23.10.18  News  Soft Commodities 

Mais und Sojabohnen leicht im Plus, Weizen schwach

(shareribs.com) Chicago 23.10.2018 - Die Agrarfutures am Chicago Board of Trade zeigten sich zum Wochenauftakt uneinheitlich. Weizen lag einmal mehr unter Druck, während sich Sojabohnen und Mais stabilisierten.

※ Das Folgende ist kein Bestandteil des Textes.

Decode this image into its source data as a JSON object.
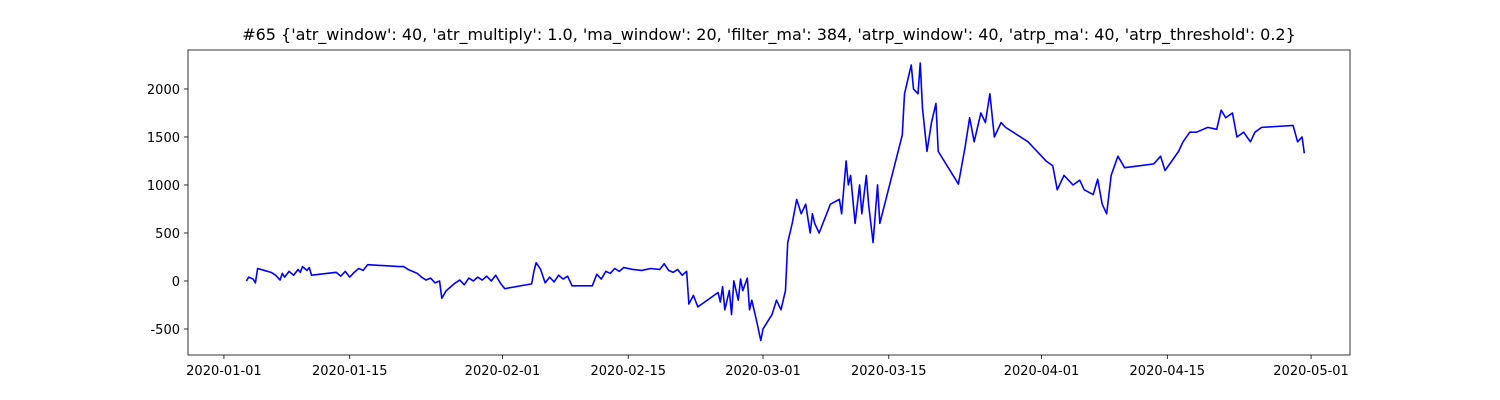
{
  "chart_data": {
    "type": "line",
    "title": "#65 {'atr_window': 40, 'atr_multiply': 1.0, 'ma_window': 20, 'filter_ma': 384, 'atrp_window': 40, 'atrp_ma': 40, 'atrp_threshold': 0.2}",
    "color": "#0000ff",
    "xlim": [
      "2019-12-28 00:00",
      "2020-05-05 08:00"
    ],
    "xticks": [
      "2020-01-01",
      "2020-01-15",
      "2020-02-01",
      "2020-02-15",
      "2020-03-01",
      "2020-03-15",
      "2020-04-01",
      "2020-04-15",
      "2020-05-01"
    ],
    "ylim": [
      -771,
      2406
    ],
    "yticks": [
      -500,
      0,
      500,
      1000,
      1500,
      2000
    ],
    "x": [
      "2020-01-03 12:00",
      "2020-01-03 18:00",
      "2020-01-04 06:00",
      "2020-01-04 12:00",
      "2020-01-04 18:00",
      "2020-01-05 12:00",
      "2020-01-06 06:00",
      "2020-01-06 18:00",
      "2020-01-07 06:00",
      "2020-01-07 12:00",
      "2020-01-07 18:00",
      "2020-01-08 06:00",
      "2020-01-08 18:00",
      "2020-01-09 06:00",
      "2020-01-09 12:00",
      "2020-01-09 18:00",
      "2020-01-10 06:00",
      "2020-01-10 12:00",
      "2020-01-10 18:00",
      "2020-01-13 12:00",
      "2020-01-14 00:00",
      "2020-01-14 12:00",
      "2020-01-15 00:00",
      "2020-01-15 12:00",
      "2020-01-16 00:00",
      "2020-01-16 12:00",
      "2020-01-17 00:00",
      "2020-01-20 12:00",
      "2020-01-21 00:00",
      "2020-01-21 12:00",
      "2020-01-22 00:00",
      "2020-01-22 12:00",
      "2020-01-23 00:00",
      "2020-01-23 12:00",
      "2020-01-24 00:00",
      "2020-01-24 12:00",
      "2020-01-25 00:00",
      "2020-01-25 06:00",
      "2020-01-25 18:00",
      "2020-01-26 06:00",
      "2020-01-26 18:00",
      "2020-01-27 06:00",
      "2020-01-27 18:00",
      "2020-01-28 06:00",
      "2020-01-28 18:00",
      "2020-01-29 06:00",
      "2020-01-29 18:00",
      "2020-01-30 06:00",
      "2020-01-30 18:00",
      "2020-01-31 06:00",
      "2020-01-31 18:00",
      "2020-02-01 06:00",
      "2020-02-04 06:00",
      "2020-02-04 12:00",
      "2020-02-04 18:00",
      "2020-02-05 06:00",
      "2020-02-05 18:00",
      "2020-02-06 06:00",
      "2020-02-06 18:00",
      "2020-02-07 06:00",
      "2020-02-07 18:00",
      "2020-02-08 06:00",
      "2020-02-08 18:00",
      "2020-02-11 00:00",
      "2020-02-11 12:00",
      "2020-02-12 00:00",
      "2020-02-12 12:00",
      "2020-02-13 00:00",
      "2020-02-13 12:00",
      "2020-02-14 00:00",
      "2020-02-14 12:00",
      "2020-02-15 12:00",
      "2020-02-16 12:00",
      "2020-02-17 12:00",
      "2020-02-18 12:00",
      "2020-02-19 00:00",
      "2020-02-19 12:00",
      "2020-02-20 00:00",
      "2020-02-20 12:00",
      "2020-02-21 00:00",
      "2020-02-21 12:00",
      "2020-02-21 18:00",
      "2020-02-22 06:00",
      "2020-02-22 18:00",
      "2020-02-25 00:00",
      "2020-02-25 06:00",
      "2020-02-25 12:00",
      "2020-02-25 18:00",
      "2020-02-26 06:00",
      "2020-02-26 12:00",
      "2020-02-26 18:00",
      "2020-02-27 06:00",
      "2020-02-27 12:00",
      "2020-02-27 18:00",
      "2020-02-28 06:00",
      "2020-02-28 12:00",
      "2020-02-28 18:00",
      "2020-02-29 06:00",
      "2020-02-29 18:00",
      "2020-03-01 00:00",
      "2020-03-02 00:00",
      "2020-03-02 12:00",
      "2020-03-03 00:00",
      "2020-03-03 12:00",
      "2020-03-03 18:00",
      "2020-03-04 06:00",
      "2020-03-04 18:00",
      "2020-03-05 06:00",
      "2020-03-05 18:00",
      "2020-03-06 06:00",
      "2020-03-06 12:00",
      "2020-03-06 18:00",
      "2020-03-07 06:00",
      "2020-03-08 12:00",
      "2020-03-09 12:00",
      "2020-03-09 18:00",
      "2020-03-10 06:00",
      "2020-03-10 12:00",
      "2020-03-10 18:00",
      "2020-03-11 06:00",
      "2020-03-11 18:00",
      "2020-03-12 00:00",
      "2020-03-12 12:00",
      "2020-03-12 18:00",
      "2020-03-13 06:00",
      "2020-03-13 18:00",
      "2020-03-14 00:00",
      "2020-03-16 12:00",
      "2020-03-16 18:00",
      "2020-03-17 06:00",
      "2020-03-17 12:00",
      "2020-03-17 18:00",
      "2020-03-18 06:00",
      "2020-03-18 12:00",
      "2020-03-18 18:00",
      "2020-03-19 06:00",
      "2020-03-19 18:00",
      "2020-03-20 06:00",
      "2020-03-20 12:00",
      "2020-03-22 18:00",
      "2020-03-23 12:00",
      "2020-03-24 00:00",
      "2020-03-24 12:00",
      "2020-03-25 06:00",
      "2020-03-25 18:00",
      "2020-03-26 06:00",
      "2020-03-26 18:00",
      "2020-03-27 12:00",
      "2020-03-28 00:00",
      "2020-03-30 12:00",
      "2020-03-31 12:00",
      "2020-04-01 12:00",
      "2020-04-02 06:00",
      "2020-04-02 18:00",
      "2020-04-03 12:00",
      "2020-04-04 12:00",
      "2020-04-05 06:00",
      "2020-04-05 18:00",
      "2020-04-06 18:00",
      "2020-04-07 06:00",
      "2020-04-07 18:00",
      "2020-04-08 06:00",
      "2020-04-08 18:00",
      "2020-04-09 12:00",
      "2020-04-10 06:00",
      "2020-04-13 12:00",
      "2020-04-14 06:00",
      "2020-04-14 18:00",
      "2020-04-15 12:00",
      "2020-04-16 06:00",
      "2020-04-16 18:00",
      "2020-04-17 12:00",
      "2020-04-18 06:00",
      "2020-04-19 12:00",
      "2020-04-20 12:00",
      "2020-04-21 00:00",
      "2020-04-21 12:00",
      "2020-04-22 06:00",
      "2020-04-22 18:00",
      "2020-04-23 12:00",
      "2020-04-24 06:00",
      "2020-04-24 18:00",
      "2020-04-25 12:00",
      "2020-04-29 00:00",
      "2020-04-29 12:00",
      "2020-04-30 00:00",
      "2020-04-30 06:00"
    ],
    "values": [
      0,
      40,
      20,
      -20,
      130,
      110,
      90,
      60,
      10,
      80,
      40,
      100,
      60,
      120,
      90,
      150,
      110,
      140,
      60,
      90,
      50,
      100,
      40,
      90,
      130,
      110,
      170,
      150,
      150,
      120,
      100,
      80,
      40,
      10,
      30,
      -20,
      0,
      -180,
      -100,
      -60,
      -20,
      10,
      -40,
      30,
      0,
      40,
      10,
      50,
      0,
      60,
      -20,
      -80,
      -30,
      100,
      190,
      120,
      -20,
      40,
      -10,
      60,
      20,
      50,
      -50,
      -50,
      70,
      20,
      100,
      80,
      130,
      100,
      140,
      120,
      110,
      130,
      120,
      180,
      110,
      90,
      120,
      60,
      100,
      -240,
      -150,
      -270,
      -120,
      -220,
      -60,
      -300,
      -100,
      -350,
      0,
      -200,
      20,
      -100,
      30,
      -300,
      -200,
      -400,
      -620,
      -500,
      -350,
      -200,
      -300,
      -100,
      400,
      600,
      850,
      700,
      800,
      500,
      700,
      600,
      500,
      800,
      850,
      700,
      1250,
      1000,
      1100,
      600,
      1000,
      700,
      1100,
      800,
      400,
      1000,
      600,
      1520,
      1950,
      2150,
      2250,
      2000,
      1950,
      2270,
      1800,
      1350,
      1650,
      1850,
      1350,
      1010,
      1400,
      1700,
      1450,
      1750,
      1650,
      1950,
      1500,
      1650,
      1600,
      1450,
      1350,
      1250,
      1200,
      950,
      1100,
      1000,
      1050,
      950,
      900,
      1060,
      800,
      700,
      1100,
      1300,
      1180,
      1220,
      1300,
      1150,
      1250,
      1350,
      1450,
      1550,
      1550,
      1600,
      1580,
      1780,
      1700,
      1750,
      1500,
      1550,
      1450,
      1550,
      1600,
      1620,
      1450,
      1500,
      1330
    ]
  }
}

Dezember-Mais stieg um 0,7 Prozent auf 3,695 USD/Scheffel. Die jüngsten Wetterprognosen haben die Marktteilnehmer veranlasst, bei Mais nach viertägigen Verlusten wieder einzusteigen. Die Marktteilnehmer sehen nach wie vor das Risiko für Ernteverluste bedingt durch zu feuchtes Wetter. Die Ernte in den US-Anbaugebieten geht zügig weiter, wie der jüngste Crop Progress Report zeigte. Per 21. Oktober war die Ernte zu 49 Prozent abgeschlossen, gegenüber 47 Prozent im Vorjahreszeitraum. Die Exportinspektionen für die Woche bis zum 18. Oktober zeigten derweil geplante Lieferungen in Höhe von 949.168 Tonnen, was leicht unter dem Vorwochenniveau, aber deutlich über dem Vorjahresniveau liegt

Dezember-Weizen verlor 1,3 Prozent auf 5,08 USD/Scheffel. Der Kontrakt wurde belastet von der wachsenden Enttäuschung der Marktteilnehmer über die Exportnachfrage. Angesichts der Trockenheit in vielen Anbaugebieten kam es hier zu Aufschlägen, die derzeit aber kaum gerechtfertigt scheinen. Darüber hinaus belastet ein wiedererstarkter Dollar die Wettbewerbsfähigkeit von US-Weizen auf dem Weltmarkt. Die Exportinspektionen zeigten geplante Lieferungen in Höhe von 385.047 Tonnen, in der Vorwoche waren es rund 458.000 Tonnen.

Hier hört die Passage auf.